On “You grew up,” my favorite offering from the album, Oddisee paints a visceral picture of muslim relations in America and how it is molded through time and by our culture. In the first verse he presents the idea of two mixed race friends who are driven apart as they get older, the white kid placing the blame on the other for his dad losing his job. Because as everyone knows, when a white person loses job, it’s because of the immigrants. On the next verse however, he flips the script and presents the to common situation in which an outcasted muslim youth finds solace in belonging to a group and chooses fanaticism over logical thought, joining a muslim extremist group and eventually blowing up. The track is put together extremely well and should be listened to by every single person in America right now. The catchiness from “Things” creeps back into the mix on “Like Really” where Oddsiee raps an impressive flow over top a very catchy baseline and some well layered drum samples.
On “You grew up,” my favorite offering from the album, Oddisee paints a visceral picture of muslim relations in America and how it is molded through time and by our culture.

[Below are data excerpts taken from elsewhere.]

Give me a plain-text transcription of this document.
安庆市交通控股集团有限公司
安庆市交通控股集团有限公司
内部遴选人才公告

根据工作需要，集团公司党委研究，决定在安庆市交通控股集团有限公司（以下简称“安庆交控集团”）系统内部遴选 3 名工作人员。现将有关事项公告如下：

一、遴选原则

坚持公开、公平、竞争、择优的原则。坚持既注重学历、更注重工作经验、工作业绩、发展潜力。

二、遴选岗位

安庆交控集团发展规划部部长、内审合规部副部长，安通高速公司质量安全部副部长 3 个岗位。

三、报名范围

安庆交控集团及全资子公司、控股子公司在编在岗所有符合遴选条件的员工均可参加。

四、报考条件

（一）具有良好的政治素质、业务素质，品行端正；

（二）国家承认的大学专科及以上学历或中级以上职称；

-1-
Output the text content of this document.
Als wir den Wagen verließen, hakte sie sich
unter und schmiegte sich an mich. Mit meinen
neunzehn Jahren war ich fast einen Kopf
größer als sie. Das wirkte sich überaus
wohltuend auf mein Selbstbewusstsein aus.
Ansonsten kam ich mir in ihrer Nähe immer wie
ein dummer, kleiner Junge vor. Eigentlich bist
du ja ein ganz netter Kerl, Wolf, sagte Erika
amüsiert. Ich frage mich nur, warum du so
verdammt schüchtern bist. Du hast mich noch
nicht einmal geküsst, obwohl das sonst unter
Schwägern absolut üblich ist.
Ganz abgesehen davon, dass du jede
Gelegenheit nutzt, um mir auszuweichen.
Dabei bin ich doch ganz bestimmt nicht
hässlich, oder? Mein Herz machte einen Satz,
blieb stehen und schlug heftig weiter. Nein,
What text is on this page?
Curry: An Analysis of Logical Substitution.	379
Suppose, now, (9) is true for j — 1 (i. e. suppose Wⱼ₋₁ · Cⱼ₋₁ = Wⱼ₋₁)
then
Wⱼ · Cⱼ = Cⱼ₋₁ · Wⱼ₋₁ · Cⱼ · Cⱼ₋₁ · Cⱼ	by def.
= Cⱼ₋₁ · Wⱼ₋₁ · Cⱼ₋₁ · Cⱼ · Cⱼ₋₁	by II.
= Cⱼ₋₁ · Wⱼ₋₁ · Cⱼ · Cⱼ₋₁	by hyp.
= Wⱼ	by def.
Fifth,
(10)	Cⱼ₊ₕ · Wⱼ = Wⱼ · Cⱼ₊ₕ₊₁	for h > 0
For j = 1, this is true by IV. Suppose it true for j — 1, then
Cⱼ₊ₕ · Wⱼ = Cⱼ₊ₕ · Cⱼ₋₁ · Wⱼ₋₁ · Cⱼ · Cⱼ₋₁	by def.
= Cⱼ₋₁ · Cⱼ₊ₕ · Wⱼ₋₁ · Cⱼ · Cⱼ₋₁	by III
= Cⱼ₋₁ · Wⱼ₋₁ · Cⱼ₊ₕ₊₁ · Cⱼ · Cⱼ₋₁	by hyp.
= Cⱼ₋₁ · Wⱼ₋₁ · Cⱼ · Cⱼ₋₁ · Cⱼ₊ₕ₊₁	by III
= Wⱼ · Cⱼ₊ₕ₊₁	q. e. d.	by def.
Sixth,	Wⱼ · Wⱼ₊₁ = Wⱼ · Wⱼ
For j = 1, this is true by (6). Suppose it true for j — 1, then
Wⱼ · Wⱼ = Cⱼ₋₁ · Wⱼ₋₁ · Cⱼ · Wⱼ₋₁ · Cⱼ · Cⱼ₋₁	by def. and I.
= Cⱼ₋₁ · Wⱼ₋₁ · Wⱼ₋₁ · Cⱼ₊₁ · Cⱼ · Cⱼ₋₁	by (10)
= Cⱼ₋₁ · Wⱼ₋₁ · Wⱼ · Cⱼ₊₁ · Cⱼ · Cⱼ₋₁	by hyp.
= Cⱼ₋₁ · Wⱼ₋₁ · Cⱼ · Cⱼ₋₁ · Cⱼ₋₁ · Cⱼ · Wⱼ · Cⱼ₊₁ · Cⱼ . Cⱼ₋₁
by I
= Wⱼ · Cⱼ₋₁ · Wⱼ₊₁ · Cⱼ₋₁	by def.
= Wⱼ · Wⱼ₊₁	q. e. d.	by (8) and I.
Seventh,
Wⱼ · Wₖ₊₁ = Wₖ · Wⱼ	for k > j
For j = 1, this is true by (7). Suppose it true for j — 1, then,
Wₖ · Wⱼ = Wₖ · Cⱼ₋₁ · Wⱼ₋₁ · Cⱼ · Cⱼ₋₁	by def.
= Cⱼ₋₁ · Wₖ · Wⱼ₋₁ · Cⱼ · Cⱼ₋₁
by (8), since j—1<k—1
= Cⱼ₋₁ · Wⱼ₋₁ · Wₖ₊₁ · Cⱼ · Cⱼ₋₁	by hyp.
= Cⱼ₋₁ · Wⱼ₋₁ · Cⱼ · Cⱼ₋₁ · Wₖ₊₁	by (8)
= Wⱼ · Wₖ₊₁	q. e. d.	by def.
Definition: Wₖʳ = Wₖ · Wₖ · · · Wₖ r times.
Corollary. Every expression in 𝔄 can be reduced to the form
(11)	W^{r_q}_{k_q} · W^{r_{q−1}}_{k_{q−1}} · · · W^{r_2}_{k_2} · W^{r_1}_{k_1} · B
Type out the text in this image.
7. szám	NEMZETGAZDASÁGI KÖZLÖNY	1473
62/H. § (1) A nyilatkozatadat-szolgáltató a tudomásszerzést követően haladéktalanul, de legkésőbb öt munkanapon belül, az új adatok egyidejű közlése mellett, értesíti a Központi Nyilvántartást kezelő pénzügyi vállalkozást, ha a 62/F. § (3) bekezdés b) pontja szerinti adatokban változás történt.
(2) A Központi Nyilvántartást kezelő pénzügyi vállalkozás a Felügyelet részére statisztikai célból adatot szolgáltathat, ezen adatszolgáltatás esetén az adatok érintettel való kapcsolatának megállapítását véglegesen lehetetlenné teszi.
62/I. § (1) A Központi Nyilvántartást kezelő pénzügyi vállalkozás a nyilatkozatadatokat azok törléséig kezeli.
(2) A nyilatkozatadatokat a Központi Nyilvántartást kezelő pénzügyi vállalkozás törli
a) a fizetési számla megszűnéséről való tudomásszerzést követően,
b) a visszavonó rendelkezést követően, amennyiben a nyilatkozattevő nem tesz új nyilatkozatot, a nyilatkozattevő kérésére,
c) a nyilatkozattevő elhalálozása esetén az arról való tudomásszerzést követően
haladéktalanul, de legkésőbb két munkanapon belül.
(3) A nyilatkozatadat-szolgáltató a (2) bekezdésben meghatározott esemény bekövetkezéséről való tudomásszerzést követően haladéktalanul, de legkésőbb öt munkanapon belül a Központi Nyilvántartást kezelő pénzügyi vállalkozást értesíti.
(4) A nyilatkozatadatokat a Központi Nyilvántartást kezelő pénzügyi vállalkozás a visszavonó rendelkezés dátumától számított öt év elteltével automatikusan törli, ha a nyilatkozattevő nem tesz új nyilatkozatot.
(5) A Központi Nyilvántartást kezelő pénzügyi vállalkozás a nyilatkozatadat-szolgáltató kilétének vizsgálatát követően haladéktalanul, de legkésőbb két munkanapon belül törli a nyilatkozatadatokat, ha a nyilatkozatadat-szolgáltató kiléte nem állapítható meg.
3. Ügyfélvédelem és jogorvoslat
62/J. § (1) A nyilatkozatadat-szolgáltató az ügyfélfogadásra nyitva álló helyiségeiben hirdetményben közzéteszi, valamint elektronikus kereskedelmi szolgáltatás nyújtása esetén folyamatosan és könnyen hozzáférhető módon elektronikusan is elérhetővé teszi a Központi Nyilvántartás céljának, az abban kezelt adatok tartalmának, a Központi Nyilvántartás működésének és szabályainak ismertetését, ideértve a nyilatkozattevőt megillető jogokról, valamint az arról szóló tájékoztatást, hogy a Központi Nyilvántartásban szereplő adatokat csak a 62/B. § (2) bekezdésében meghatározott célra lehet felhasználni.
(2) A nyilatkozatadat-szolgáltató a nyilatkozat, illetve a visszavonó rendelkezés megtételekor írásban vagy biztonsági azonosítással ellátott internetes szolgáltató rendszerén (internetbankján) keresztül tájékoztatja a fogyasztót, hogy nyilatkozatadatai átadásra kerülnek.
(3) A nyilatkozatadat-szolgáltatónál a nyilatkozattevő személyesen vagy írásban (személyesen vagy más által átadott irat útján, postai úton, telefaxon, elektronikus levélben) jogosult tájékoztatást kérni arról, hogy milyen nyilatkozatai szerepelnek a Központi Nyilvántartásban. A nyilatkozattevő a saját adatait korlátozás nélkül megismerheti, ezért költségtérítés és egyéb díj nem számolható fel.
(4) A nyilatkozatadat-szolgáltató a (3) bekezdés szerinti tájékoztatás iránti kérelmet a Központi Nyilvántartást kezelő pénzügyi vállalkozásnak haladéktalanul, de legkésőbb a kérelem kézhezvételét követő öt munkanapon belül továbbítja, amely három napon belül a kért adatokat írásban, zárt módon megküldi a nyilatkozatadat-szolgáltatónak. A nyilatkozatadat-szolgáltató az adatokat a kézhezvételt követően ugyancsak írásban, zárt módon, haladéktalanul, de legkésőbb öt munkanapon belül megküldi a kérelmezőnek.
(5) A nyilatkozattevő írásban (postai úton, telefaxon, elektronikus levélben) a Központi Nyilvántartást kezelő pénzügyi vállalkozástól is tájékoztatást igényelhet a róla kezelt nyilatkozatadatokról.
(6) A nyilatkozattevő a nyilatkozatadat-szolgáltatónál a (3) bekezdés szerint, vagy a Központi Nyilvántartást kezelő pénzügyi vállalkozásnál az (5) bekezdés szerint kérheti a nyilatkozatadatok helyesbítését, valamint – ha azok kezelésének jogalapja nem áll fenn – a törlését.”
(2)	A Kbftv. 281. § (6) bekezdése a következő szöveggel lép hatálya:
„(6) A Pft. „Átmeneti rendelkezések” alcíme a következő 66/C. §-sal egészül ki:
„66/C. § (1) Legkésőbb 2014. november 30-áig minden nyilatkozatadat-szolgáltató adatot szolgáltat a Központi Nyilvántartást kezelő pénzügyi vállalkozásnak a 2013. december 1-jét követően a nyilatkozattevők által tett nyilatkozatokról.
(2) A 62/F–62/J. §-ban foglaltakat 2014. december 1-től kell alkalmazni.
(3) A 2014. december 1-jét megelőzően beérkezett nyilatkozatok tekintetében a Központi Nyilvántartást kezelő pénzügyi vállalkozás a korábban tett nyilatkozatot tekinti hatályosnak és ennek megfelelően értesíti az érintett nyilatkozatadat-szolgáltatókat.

The production on this album was put together extremely well and it’s evident that Oddisee has come a long way as both a producer and an emcee. He self produced this entire project and the instrumentation is on par with his rapping, a true talent in both aspects. It’s important to keep conscious rap alive as the air waves are continually dominated by catchy trash, so supporting artists lie Oddisee is more important than ever. Real rap is still alive you just have to search for it, go give Oddisee’s latest effort a listen and please tell me differently.